Working with expressions often requires simplifying them to make calculations easier. Simplifying can involve breaking down components, especially when dealing with exponents. For example, in the exercise expression \(\frac{4^{1.5} \times 8^{1 / 3}}{2^{2} \times 32^{-2 / 5}}\), each term can be simplified individually before solving the whole expression.

• For \(4^{1.5}\), recognizing that \(4 = 2^2\) allows us to apply the power rule, converting it to \(2^{3}\).
• Similarly, \(8^{1/3}\) simplifies from \(8 = 2^3\) to \(2^{1}\) using the same power rules.
• The term \(32^{-2/5}\) becomes \((2^5)^{-2/5} = 2^{-2}\), translating it to a simpler form, \(\frac{1}{4}\).

Simplifying expressions in this way makes further calculations much more straightforward.

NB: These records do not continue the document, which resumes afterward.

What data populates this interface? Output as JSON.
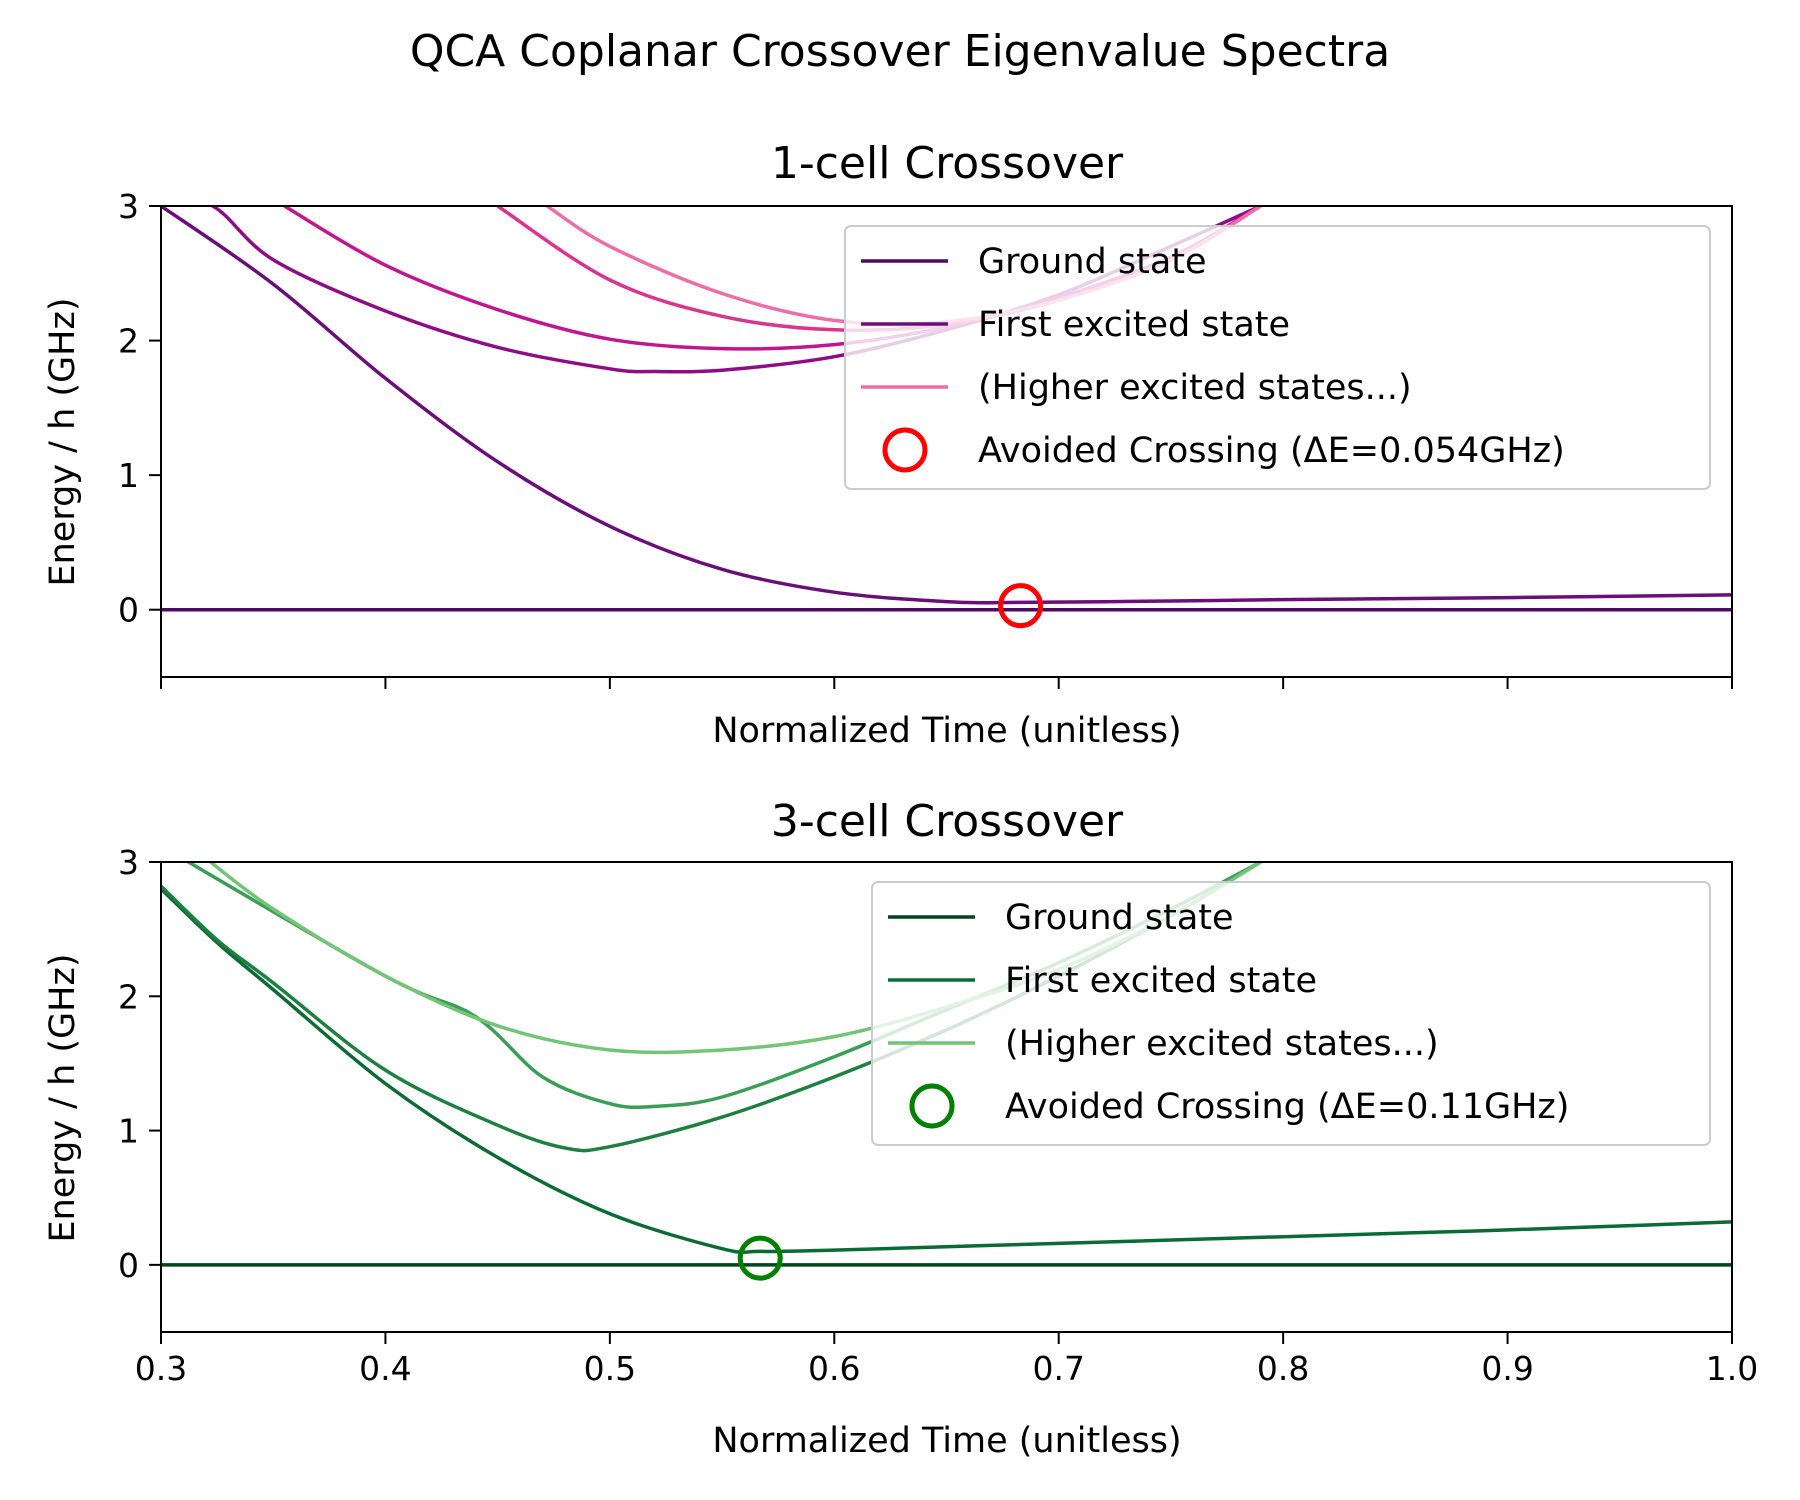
{
  "figure": {
    "title": "QCA Coplanar Crossover Eigenvalue Spectra"
  },
  "chart_data": [
    {
      "type": "line",
      "title": "1-cell Crossover",
      "xlabel": "Normalized Time (unitless)",
      "ylabel": "Energy / h (GHz)",
      "xlim": [
        0.3,
        1.0
      ],
      "ylim": [
        -0.5,
        3.0
      ],
      "x_ticks": [
        0.3,
        0.4,
        0.5,
        0.6,
        0.7,
        0.8,
        0.9,
        1.0
      ],
      "x_tick_labels_shown": false,
      "y_ticks": [
        "0",
        "1",
        "2",
        "3"
      ],
      "grid": false,
      "legend_position": "upper-right",
      "series": [
        {
          "name": "Ground state",
          "legend": true,
          "color": "#4a0c5e",
          "x": [
            0.3,
            1.0
          ],
          "y": [
            0.0,
            0.0
          ]
        },
        {
          "name": "First excited state",
          "legend": true,
          "color": "#6a0f7a",
          "x": [
            0.3,
            0.35,
            0.4,
            0.45,
            0.5,
            0.55,
            0.6,
            0.65,
            0.683,
            0.75,
            0.8,
            0.9,
            1.0
          ],
          "y": [
            3.0,
            2.42,
            1.72,
            1.1,
            0.62,
            0.3,
            0.13,
            0.06,
            0.054,
            0.065,
            0.075,
            0.09,
            0.11
          ]
        },
        {
          "name": "",
          "legend": false,
          "color": "#8e0d87",
          "x": [
            0.3,
            0.323,
            0.35,
            0.4,
            0.45,
            0.5,
            0.52,
            0.55,
            0.6,
            0.65,
            0.7,
            0.75,
            0.79
          ],
          "y": [
            3.05,
            3.0,
            2.6,
            2.22,
            1.95,
            1.79,
            1.77,
            1.78,
            1.88,
            2.08,
            2.34,
            2.7,
            3.0
          ]
        },
        {
          "name": "",
          "legend": false,
          "color": "#c0168f",
          "x": [
            0.355,
            0.4,
            0.45,
            0.5,
            0.55,
            0.6,
            0.65,
            0.7,
            0.75,
            0.79
          ],
          "y": [
            3.0,
            2.56,
            2.23,
            2.01,
            1.94,
            1.97,
            2.1,
            2.32,
            2.62,
            3.0
          ]
        },
        {
          "name": "",
          "legend": false,
          "color": "#d9358f",
          "x": [
            0.45,
            0.5,
            0.55,
            0.6,
            0.65,
            0.7,
            0.75,
            0.79
          ],
          "y": [
            3.0,
            2.45,
            2.18,
            2.08,
            2.12,
            2.3,
            2.6,
            3.0
          ]
        },
        {
          "name": "(Higher excited states...)",
          "legend": true,
          "color": "#ee6da8",
          "x": [
            0.472,
            0.5,
            0.55,
            0.6,
            0.65,
            0.7,
            0.75,
            0.79
          ],
          "y": [
            3.0,
            2.7,
            2.35,
            2.15,
            2.14,
            2.3,
            2.6,
            3.0
          ]
        }
      ],
      "annotations": [
        {
          "label": "Avoided Crossing (ΔE=0.054GHz)",
          "x": 0.683,
          "y": 0.03,
          "marker": "circle",
          "color": "#ff0000"
        }
      ]
    },
    {
      "type": "line",
      "title": "3-cell Crossover",
      "xlabel": "Normalized Time (unitless)",
      "ylabel": "Energy / h (GHz)",
      "xlim": [
        0.3,
        1.0
      ],
      "ylim": [
        -0.5,
        3.0
      ],
      "x_ticks": [
        "0.3",
        "0.4",
        "0.5",
        "0.6",
        "0.7",
        "0.8",
        "0.9",
        "1.0"
      ],
      "x_tick_labels_shown": true,
      "y_ticks": [
        "0",
        "1",
        "2",
        "3"
      ],
      "grid": false,
      "legend_position": "upper-right",
      "series": [
        {
          "name": "Ground state",
          "legend": true,
          "color": "#00441b",
          "x": [
            0.3,
            1.0
          ],
          "y": [
            0.0,
            0.0
          ]
        },
        {
          "name": "First excited state",
          "legend": true,
          "color": "#0b6b34",
          "x": [
            0.3,
            0.325,
            0.35,
            0.4,
            0.45,
            0.5,
            0.55,
            0.567,
            0.6,
            0.7,
            0.8,
            0.9,
            1.0
          ],
          "y": [
            2.8,
            2.4,
            2.05,
            1.35,
            0.8,
            0.38,
            0.12,
            0.1,
            0.11,
            0.16,
            0.21,
            0.26,
            0.32
          ]
        },
        {
          "name": "",
          "legend": false,
          "color": "#1e8040",
          "x": [
            0.3,
            0.325,
            0.35,
            0.4,
            0.45,
            0.48,
            0.5,
            0.55,
            0.6,
            0.65,
            0.7,
            0.75,
            0.79
          ],
          "y": [
            2.82,
            2.42,
            2.1,
            1.45,
            1.04,
            0.87,
            0.88,
            1.1,
            1.4,
            1.75,
            2.15,
            2.6,
            3.0
          ]
        },
        {
          "name": "",
          "legend": false,
          "color": "#3a9e55",
          "x": [
            0.3,
            0.4,
            0.44,
            0.47,
            0.5,
            0.52,
            0.55,
            0.6,
            0.65,
            0.7,
            0.75,
            0.79
          ],
          "y": [
            3.12,
            2.15,
            1.85,
            1.4,
            1.2,
            1.18,
            1.25,
            1.55,
            1.9,
            2.25,
            2.65,
            3.0
          ]
        },
        {
          "name": "(Higher excited states...)",
          "legend": true,
          "color": "#74c476",
          "x": [
            0.322,
            0.35,
            0.4,
            0.45,
            0.5,
            0.55,
            0.6,
            0.65,
            0.7,
            0.75,
            0.79
          ],
          "y": [
            3.0,
            2.65,
            2.15,
            1.78,
            1.6,
            1.6,
            1.7,
            1.92,
            2.2,
            2.6,
            3.0
          ]
        }
      ],
      "annotations": [
        {
          "label": "Avoided Crossing (ΔE=0.11GHz)",
          "x": 0.567,
          "y": 0.05,
          "marker": "circle",
          "color": "#008000"
        }
      ]
    }
  ]
}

Evaluating expressions with fractions is all about simplifying the numerator and the denominator separately to break down the complexity. In our exercise, we've simplified each component:

• Numerator: \(8 \times 2 = 16\).
• Denominator: \(4 \times \frac{1}{4} = 1\).

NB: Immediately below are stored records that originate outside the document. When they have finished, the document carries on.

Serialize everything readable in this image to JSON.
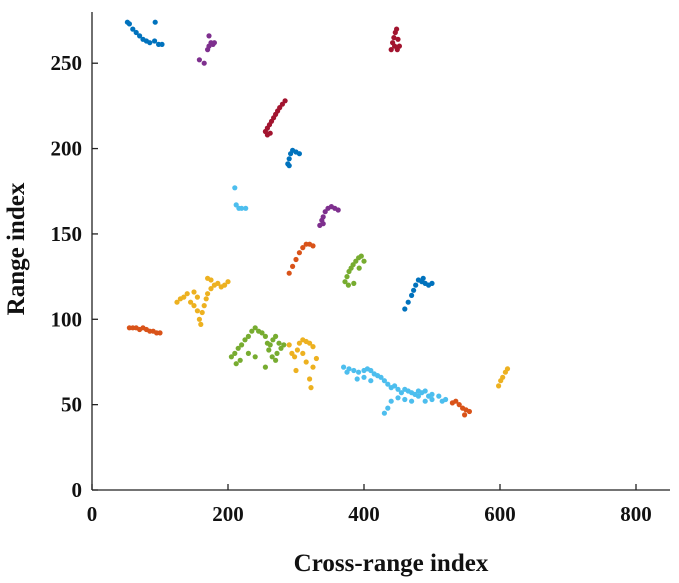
{
  "chart_data": {
    "type": "scatter",
    "title": "",
    "xlabel": "Cross-range index",
    "ylabel": "Range index",
    "xlim": [
      0,
      850
    ],
    "ylim": [
      0,
      280
    ],
    "xticks": [
      0,
      200,
      400,
      600,
      800
    ],
    "yticks": [
      0,
      50,
      100,
      150,
      200,
      250
    ],
    "grid": false,
    "legend": "none",
    "series": [
      {
        "color": "#0072bd",
        "points": [
          [
            52,
            274
          ],
          [
            55,
            273
          ],
          [
            60,
            270
          ],
          [
            65,
            268
          ],
          [
            70,
            266
          ],
          [
            75,
            264
          ],
          [
            80,
            263
          ],
          [
            85,
            262
          ],
          [
            92,
            263
          ],
          [
            98,
            261
          ],
          [
            103,
            261
          ],
          [
            93,
            274
          ],
          [
            288,
            191
          ],
          [
            290,
            194
          ],
          [
            292,
            197
          ],
          [
            295,
            199
          ],
          [
            300,
            198
          ],
          [
            305,
            197
          ],
          [
            290,
            190
          ],
          [
            460,
            106
          ],
          [
            465,
            110
          ],
          [
            470,
            114
          ],
          [
            473,
            117
          ],
          [
            476,
            120
          ],
          [
            480,
            123
          ],
          [
            485,
            122
          ],
          [
            490,
            121
          ],
          [
            495,
            120
          ],
          [
            500,
            121
          ],
          [
            487,
            124
          ]
        ]
      },
      {
        "color": "#7e2f8e",
        "points": [
          [
            158,
            252
          ],
          [
            165,
            250
          ],
          [
            170,
            258
          ],
          [
            172,
            260
          ],
          [
            175,
            262
          ],
          [
            178,
            261
          ],
          [
            180,
            262
          ],
          [
            172,
            266
          ],
          [
            335,
            155
          ],
          [
            338,
            158
          ],
          [
            340,
            160
          ],
          [
            343,
            163
          ],
          [
            347,
            165
          ],
          [
            352,
            166
          ],
          [
            357,
            165
          ],
          [
            362,
            164
          ],
          [
            340,
            156
          ]
        ]
      },
      {
        "color": "#a2142f",
        "points": [
          [
            440,
            258
          ],
          [
            442,
            262
          ],
          [
            444,
            265
          ],
          [
            446,
            268
          ],
          [
            448,
            270
          ],
          [
            450,
            264
          ],
          [
            452,
            260
          ],
          [
            445,
            260
          ],
          [
            449,
            258
          ],
          [
            255,
            210
          ],
          [
            258,
            212
          ],
          [
            261,
            214
          ],
          [
            264,
            216
          ],
          [
            267,
            218
          ],
          [
            270,
            220
          ],
          [
            273,
            222
          ],
          [
            276,
            224
          ],
          [
            280,
            226
          ],
          [
            284,
            228
          ],
          [
            262,
            209
          ],
          [
            258,
            208
          ]
        ]
      },
      {
        "color": "#4dbeee",
        "points": [
          [
            210,
            177
          ],
          [
            212,
            167
          ],
          [
            216,
            165
          ],
          [
            220,
            165
          ],
          [
            226,
            165
          ],
          [
            370,
            72
          ],
          [
            378,
            71
          ],
          [
            385,
            70
          ],
          [
            392,
            69
          ],
          [
            400,
            70
          ],
          [
            405,
            71
          ],
          [
            410,
            70
          ],
          [
            415,
            68
          ],
          [
            420,
            67
          ],
          [
            425,
            66
          ],
          [
            430,
            64
          ],
          [
            435,
            62
          ],
          [
            440,
            60
          ],
          [
            445,
            61
          ],
          [
            450,
            59
          ],
          [
            455,
            57
          ],
          [
            460,
            59
          ],
          [
            465,
            58
          ],
          [
            470,
            57
          ],
          [
            475,
            56
          ],
          [
            480,
            58
          ],
          [
            485,
            57
          ],
          [
            490,
            58
          ],
          [
            495,
            55
          ],
          [
            500,
            56
          ],
          [
            510,
            55
          ],
          [
            515,
            52
          ],
          [
            520,
            53
          ],
          [
            390,
            65
          ],
          [
            400,
            66
          ],
          [
            410,
            64
          ],
          [
            440,
            52
          ],
          [
            450,
            54
          ],
          [
            460,
            53
          ],
          [
            470,
            52
          ],
          [
            480,
            55
          ],
          [
            490,
            52
          ],
          [
            500,
            53
          ],
          [
            430,
            45
          ],
          [
            435,
            48
          ],
          [
            375,
            69
          ]
        ]
      },
      {
        "color": "#d95319",
        "points": [
          [
            290,
            127
          ],
          [
            295,
            131
          ],
          [
            300,
            135
          ],
          [
            305,
            139
          ],
          [
            310,
            142
          ],
          [
            315,
            144
          ],
          [
            320,
            144
          ],
          [
            325,
            143
          ],
          [
            55,
            95
          ],
          [
            60,
            95
          ],
          [
            65,
            95
          ],
          [
            70,
            94
          ],
          [
            75,
            95
          ],
          [
            80,
            94
          ],
          [
            85,
            93
          ],
          [
            90,
            93
          ],
          [
            95,
            92
          ],
          [
            100,
            92
          ],
          [
            530,
            51
          ],
          [
            535,
            52
          ],
          [
            540,
            50
          ],
          [
            545,
            48
          ],
          [
            550,
            47
          ],
          [
            555,
            46
          ],
          [
            548,
            44
          ]
        ]
      },
      {
        "color": "#edb120",
        "points": [
          [
            125,
            110
          ],
          [
            130,
            112
          ],
          [
            135,
            113
          ],
          [
            140,
            115
          ],
          [
            145,
            110
          ],
          [
            150,
            108
          ],
          [
            155,
            105
          ],
          [
            158,
            100
          ],
          [
            160,
            97
          ],
          [
            162,
            104
          ],
          [
            165,
            108
          ],
          [
            168,
            112
          ],
          [
            170,
            115
          ],
          [
            175,
            118
          ],
          [
            180,
            120
          ],
          [
            185,
            121
          ],
          [
            190,
            119
          ],
          [
            195,
            120
          ],
          [
            200,
            122
          ],
          [
            170,
            124
          ],
          [
            175,
            123
          ],
          [
            150,
            116
          ],
          [
            155,
            113
          ],
          [
            290,
            85
          ],
          [
            294,
            80
          ],
          [
            298,
            78
          ],
          [
            302,
            82
          ],
          [
            305,
            86
          ],
          [
            310,
            88
          ],
          [
            315,
            87
          ],
          [
            320,
            86
          ],
          [
            325,
            84
          ],
          [
            310,
            80
          ],
          [
            315,
            75
          ],
          [
            320,
            65
          ],
          [
            322,
            60
          ],
          [
            300,
            70
          ],
          [
            330,
            77
          ],
          [
            325,
            72
          ],
          [
            598,
            61
          ],
          [
            601,
            64
          ],
          [
            604,
            66
          ],
          [
            608,
            69
          ],
          [
            611,
            71
          ]
        ]
      },
      {
        "color": "#77ac30",
        "points": [
          [
            205,
            78
          ],
          [
            210,
            80
          ],
          [
            215,
            83
          ],
          [
            220,
            85
          ],
          [
            225,
            88
          ],
          [
            230,
            90
          ],
          [
            235,
            93
          ],
          [
            240,
            95
          ],
          [
            245,
            93
          ],
          [
            250,
            92
          ],
          [
            255,
            90
          ],
          [
            258,
            86
          ],
          [
            262,
            85
          ],
          [
            266,
            88
          ],
          [
            270,
            90
          ],
          [
            275,
            86
          ],
          [
            278,
            83
          ],
          [
            282,
            85
          ],
          [
            260,
            82
          ],
          [
            265,
            78
          ],
          [
            270,
            76
          ],
          [
            255,
            72
          ],
          [
            240,
            78
          ],
          [
            230,
            80
          ],
          [
            218,
            76
          ],
          [
            212,
            74
          ],
          [
            272,
            80
          ],
          [
            372,
            122
          ],
          [
            375,
            125
          ],
          [
            378,
            128
          ],
          [
            381,
            130
          ],
          [
            384,
            132
          ],
          [
            388,
            134
          ],
          [
            392,
            136
          ],
          [
            396,
            137
          ],
          [
            400,
            134
          ],
          [
            385,
            121
          ],
          [
            377,
            120
          ],
          [
            393,
            130
          ]
        ]
      }
    ]
  }
}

Once both the numerator and the denominator are in their simplest forms, the fraction \(\frac{16}{1}\) becomes much easier to understand and solve, arriving at a result of 16.

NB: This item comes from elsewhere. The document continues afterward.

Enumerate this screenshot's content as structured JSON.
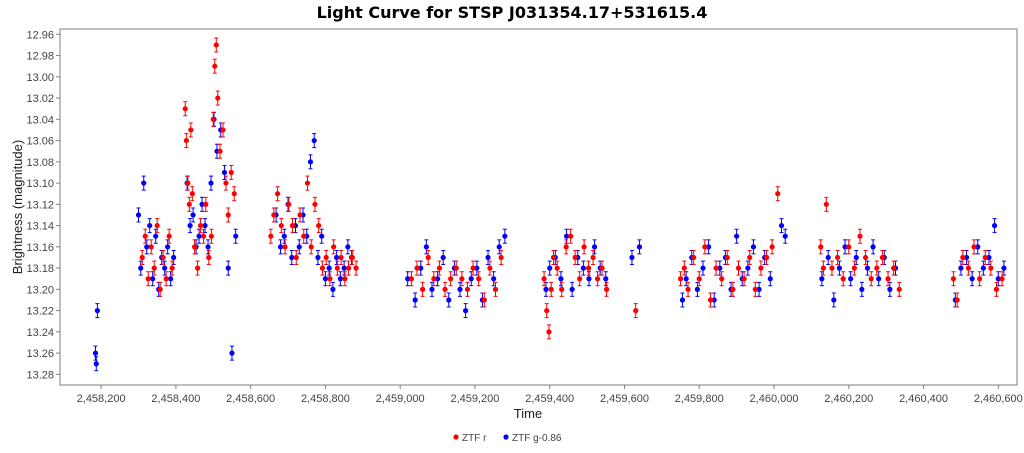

Power rules in mathematics help us manage expressions involving exponents. These rules simplify expressions greatly and are essential when working with roots and powers. Let's break down the key power rules used in this exercise:

• Product of Powers: When you multiply terms with the same base, add the exponents. For example, \(a^m \times a^n = a^{m+n}\).
• Power of a Power: When raising an exponent to another power, multiply the exponents: \((a^m)^n = a^{m \times n}\).
• Fractional Exponents: A fractional exponent like \(a^{m/n}\) means the n-th root of the base raised to the m power, \(\sqrt[n]{a^m}\).
• Negative Exponents: Inverse the base and convert the negative exponent to a positive exponent, \(a^{-m} = \frac{1}{a^m}\).

Understanding and applying these power rules not only aids in simplifying expressions but also makes evaluating them more intuitive and systematic.